The rate of beheadings and Islamist-inspired stabbings has risen 11-fold in the last five years according to a major new report. Terror attacks in the UK also tripled during this period.
The 1000-page report by the Henry Jackson Society examines all terror convictions and suicide attacks inspired by Islamism in the UK between 1998 and 2015. It warns “Islamism-inspired terrorism remains the principal terrorism threat”.
The report recorded 269 convictions during the period, involving 253 individuals. 72 per cent of those who committed Islamism-related offences (IROs) were British nationals. 16 per cent were converts to Islam.
The report states: “The 269 Islamism-related offences (IROs) comprise 135 distinct terrorism cases.
“The rate of offending increased in the five-year period between 2011 and 2015 compared to the 13-year period between 1998 and 2010.
“IROs doubled in five years (increasing from an average of 12 to 23 per year) while distinct terrorism cases almost tripled (from five per year to 14 per year).”
The most common place of arrest for IROs were ethnically diverse areas, with London accounting for 42 per cent of the total, and Birmingham 14 per cent.

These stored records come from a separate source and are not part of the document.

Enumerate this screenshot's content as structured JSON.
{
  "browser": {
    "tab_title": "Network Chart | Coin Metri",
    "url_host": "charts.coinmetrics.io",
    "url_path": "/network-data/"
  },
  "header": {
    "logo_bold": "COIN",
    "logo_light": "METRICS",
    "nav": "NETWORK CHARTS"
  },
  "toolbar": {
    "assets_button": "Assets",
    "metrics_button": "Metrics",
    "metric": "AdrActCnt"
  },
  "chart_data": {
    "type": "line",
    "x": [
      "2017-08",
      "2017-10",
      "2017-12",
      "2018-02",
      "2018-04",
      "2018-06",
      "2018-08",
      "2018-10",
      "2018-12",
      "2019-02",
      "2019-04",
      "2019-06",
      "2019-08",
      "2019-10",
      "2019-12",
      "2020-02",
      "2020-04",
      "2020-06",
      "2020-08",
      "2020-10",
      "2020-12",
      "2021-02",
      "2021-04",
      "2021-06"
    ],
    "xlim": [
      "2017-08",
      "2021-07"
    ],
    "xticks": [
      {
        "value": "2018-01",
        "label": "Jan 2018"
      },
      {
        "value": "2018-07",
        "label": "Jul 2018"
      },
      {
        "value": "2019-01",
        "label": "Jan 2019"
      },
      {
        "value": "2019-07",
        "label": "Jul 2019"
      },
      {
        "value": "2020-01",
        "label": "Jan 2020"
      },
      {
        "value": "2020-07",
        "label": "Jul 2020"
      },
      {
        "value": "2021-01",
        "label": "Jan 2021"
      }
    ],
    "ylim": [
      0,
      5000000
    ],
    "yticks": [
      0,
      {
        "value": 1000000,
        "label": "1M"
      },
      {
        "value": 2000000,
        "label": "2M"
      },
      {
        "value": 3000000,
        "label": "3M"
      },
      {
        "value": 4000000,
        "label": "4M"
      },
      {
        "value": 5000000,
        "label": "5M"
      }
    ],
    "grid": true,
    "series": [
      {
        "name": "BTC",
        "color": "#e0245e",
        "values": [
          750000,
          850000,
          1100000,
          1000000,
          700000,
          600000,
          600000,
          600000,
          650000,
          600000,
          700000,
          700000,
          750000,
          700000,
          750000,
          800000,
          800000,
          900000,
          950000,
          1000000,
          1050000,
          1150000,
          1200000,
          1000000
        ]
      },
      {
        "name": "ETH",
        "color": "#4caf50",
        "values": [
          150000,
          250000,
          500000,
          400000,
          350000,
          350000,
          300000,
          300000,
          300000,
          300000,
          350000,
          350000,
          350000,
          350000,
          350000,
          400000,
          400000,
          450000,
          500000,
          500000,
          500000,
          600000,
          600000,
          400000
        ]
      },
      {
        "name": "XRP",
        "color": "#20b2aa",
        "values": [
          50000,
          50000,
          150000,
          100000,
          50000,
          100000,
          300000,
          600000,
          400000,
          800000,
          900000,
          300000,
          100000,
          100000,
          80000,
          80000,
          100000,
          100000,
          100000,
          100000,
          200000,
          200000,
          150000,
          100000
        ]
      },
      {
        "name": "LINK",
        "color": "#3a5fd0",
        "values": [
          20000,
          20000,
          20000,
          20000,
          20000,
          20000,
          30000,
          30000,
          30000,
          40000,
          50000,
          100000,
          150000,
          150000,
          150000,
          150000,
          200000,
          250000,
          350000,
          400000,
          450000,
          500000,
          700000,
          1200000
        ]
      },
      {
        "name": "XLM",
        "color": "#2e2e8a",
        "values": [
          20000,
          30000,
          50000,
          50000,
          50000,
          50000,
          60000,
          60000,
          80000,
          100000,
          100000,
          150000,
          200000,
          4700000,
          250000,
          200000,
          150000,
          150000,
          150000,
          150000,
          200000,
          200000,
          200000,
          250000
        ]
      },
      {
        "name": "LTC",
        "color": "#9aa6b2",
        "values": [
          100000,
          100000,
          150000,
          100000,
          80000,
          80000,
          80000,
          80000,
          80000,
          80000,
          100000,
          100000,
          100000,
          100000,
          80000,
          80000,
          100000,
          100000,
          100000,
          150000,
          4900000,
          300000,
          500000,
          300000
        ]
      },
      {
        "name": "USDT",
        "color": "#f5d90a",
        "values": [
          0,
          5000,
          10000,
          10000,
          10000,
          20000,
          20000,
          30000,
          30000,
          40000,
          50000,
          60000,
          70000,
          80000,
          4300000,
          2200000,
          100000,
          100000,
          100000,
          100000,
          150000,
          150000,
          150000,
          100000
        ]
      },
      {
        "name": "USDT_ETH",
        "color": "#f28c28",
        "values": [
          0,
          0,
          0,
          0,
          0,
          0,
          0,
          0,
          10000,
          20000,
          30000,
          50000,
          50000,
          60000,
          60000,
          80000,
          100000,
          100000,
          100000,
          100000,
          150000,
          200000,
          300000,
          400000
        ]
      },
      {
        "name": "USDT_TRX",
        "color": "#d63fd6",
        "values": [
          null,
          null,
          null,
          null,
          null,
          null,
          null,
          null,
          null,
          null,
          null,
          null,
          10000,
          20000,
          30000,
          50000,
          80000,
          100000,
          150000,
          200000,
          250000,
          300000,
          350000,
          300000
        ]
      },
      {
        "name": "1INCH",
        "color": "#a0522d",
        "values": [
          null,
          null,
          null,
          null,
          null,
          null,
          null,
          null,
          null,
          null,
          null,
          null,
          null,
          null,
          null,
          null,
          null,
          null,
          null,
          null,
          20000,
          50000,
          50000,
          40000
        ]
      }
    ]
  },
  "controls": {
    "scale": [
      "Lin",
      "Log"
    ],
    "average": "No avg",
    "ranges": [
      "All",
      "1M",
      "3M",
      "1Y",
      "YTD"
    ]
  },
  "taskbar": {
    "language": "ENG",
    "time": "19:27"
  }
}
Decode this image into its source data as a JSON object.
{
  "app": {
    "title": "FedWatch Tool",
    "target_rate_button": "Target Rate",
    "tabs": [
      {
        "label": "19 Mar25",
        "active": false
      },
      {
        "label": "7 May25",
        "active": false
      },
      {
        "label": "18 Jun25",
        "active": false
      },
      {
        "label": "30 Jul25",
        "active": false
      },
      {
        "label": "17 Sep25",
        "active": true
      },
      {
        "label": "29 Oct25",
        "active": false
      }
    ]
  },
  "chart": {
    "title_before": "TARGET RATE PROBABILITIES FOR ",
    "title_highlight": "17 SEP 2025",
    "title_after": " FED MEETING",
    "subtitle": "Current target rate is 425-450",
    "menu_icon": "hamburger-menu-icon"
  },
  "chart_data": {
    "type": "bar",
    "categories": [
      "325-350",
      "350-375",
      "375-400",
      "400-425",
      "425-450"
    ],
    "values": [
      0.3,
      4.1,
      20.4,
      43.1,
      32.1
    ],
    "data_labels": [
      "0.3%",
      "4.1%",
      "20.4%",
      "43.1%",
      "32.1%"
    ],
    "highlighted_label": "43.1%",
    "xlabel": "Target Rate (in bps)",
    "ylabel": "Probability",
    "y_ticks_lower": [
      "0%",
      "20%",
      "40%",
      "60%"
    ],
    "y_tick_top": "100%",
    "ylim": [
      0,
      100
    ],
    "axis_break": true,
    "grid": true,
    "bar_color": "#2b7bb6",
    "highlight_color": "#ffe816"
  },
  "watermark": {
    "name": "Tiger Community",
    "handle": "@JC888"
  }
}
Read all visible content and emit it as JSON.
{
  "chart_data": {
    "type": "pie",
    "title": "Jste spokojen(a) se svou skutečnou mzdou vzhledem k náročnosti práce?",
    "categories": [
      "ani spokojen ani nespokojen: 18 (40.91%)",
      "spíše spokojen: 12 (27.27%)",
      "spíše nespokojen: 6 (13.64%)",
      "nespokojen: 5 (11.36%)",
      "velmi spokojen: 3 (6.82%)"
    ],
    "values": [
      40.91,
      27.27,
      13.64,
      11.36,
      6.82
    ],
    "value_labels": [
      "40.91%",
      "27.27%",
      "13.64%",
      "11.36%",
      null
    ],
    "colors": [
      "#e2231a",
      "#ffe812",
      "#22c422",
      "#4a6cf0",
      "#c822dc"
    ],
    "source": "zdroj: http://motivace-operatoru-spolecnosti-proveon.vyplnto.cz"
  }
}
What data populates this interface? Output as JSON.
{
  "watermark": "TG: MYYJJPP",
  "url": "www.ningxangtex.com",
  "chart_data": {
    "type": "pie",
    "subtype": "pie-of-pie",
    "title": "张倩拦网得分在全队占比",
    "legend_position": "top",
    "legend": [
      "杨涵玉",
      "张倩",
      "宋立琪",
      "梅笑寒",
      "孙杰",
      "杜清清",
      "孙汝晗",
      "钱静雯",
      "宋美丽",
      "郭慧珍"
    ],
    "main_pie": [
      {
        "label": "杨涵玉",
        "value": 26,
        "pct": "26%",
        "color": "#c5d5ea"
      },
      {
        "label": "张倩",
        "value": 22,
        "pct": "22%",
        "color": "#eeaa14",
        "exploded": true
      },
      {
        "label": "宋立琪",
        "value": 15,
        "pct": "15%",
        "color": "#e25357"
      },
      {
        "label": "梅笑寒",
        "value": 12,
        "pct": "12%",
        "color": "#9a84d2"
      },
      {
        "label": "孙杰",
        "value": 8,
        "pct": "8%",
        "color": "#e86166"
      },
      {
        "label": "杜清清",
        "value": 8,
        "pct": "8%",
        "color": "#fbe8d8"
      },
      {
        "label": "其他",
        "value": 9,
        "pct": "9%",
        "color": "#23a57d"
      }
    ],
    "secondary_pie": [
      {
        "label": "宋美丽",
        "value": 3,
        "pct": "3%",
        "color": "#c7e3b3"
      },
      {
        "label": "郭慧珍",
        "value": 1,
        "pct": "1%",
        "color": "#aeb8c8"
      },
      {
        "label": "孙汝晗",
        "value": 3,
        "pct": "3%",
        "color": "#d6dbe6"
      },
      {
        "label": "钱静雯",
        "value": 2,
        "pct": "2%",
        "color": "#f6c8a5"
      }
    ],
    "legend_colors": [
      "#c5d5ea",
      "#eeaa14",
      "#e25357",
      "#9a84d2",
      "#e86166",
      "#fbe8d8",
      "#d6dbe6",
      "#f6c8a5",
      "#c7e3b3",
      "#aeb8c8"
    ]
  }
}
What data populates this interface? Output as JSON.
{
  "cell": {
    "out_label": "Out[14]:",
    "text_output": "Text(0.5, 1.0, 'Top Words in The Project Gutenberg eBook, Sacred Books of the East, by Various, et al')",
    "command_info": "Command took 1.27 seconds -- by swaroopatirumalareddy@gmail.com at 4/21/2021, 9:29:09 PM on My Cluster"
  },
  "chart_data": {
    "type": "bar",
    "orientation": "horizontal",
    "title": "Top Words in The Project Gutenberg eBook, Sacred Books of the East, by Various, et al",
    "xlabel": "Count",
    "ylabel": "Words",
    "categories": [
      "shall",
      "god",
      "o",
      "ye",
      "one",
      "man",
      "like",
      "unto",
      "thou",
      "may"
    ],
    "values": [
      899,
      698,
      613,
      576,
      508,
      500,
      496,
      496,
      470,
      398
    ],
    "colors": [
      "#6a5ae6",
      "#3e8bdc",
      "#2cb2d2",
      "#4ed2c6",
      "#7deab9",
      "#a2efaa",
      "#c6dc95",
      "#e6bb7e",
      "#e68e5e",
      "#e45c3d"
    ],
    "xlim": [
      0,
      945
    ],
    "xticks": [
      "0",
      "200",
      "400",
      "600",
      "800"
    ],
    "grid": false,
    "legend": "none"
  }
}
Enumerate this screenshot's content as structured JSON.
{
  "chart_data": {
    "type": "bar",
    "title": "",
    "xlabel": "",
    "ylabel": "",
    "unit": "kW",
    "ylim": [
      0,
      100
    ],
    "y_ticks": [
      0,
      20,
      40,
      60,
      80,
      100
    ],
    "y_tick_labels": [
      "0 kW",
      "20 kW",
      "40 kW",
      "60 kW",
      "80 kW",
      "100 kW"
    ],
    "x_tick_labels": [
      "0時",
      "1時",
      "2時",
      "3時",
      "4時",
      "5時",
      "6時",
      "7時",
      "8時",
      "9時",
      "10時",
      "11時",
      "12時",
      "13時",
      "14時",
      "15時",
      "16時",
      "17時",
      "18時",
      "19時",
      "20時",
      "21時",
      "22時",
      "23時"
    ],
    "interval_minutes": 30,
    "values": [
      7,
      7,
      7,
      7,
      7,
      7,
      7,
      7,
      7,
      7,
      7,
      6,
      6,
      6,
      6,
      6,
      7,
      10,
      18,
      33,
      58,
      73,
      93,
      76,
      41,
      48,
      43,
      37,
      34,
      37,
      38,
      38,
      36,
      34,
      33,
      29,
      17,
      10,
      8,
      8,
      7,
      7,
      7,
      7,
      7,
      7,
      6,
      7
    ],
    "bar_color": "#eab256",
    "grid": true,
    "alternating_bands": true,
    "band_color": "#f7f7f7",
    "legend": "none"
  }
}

The study found “little correlation between involvement in terrorism and educational achievement and employment status”, with a quarter of IROs having been committed by individuals who had some form of higher education.
According to the report, 22 per cent of the people convicted had attended terrorist training camps while 44 per cent had direct links to a proscribed terror organisation, the most common of which were the UK-based al-Muhajiroun, al-Qaeda (10 per cent overall) and Islamic State.
Prevent, the government’s major deradicalisation program, has been attacked by activists, unions and other bodies for being “racist”, and discriminatory towards Muslims.
Conservative MP Lucy Allan last month reported that increasing pressure on teachers to refer children to the Prevent Strategy for reasons other than radical Islam has led to schools considering whether attendance at a fathers’ rights march or a protest against badger culls could qualify a pupil for referral.
And in January, a 15-year-old schoolboy who thought “Muslim women shouldn’t be allowed to wear the niqab”, was identified as a potential terrorist and put through the government’s strictest de-radicalisation programme.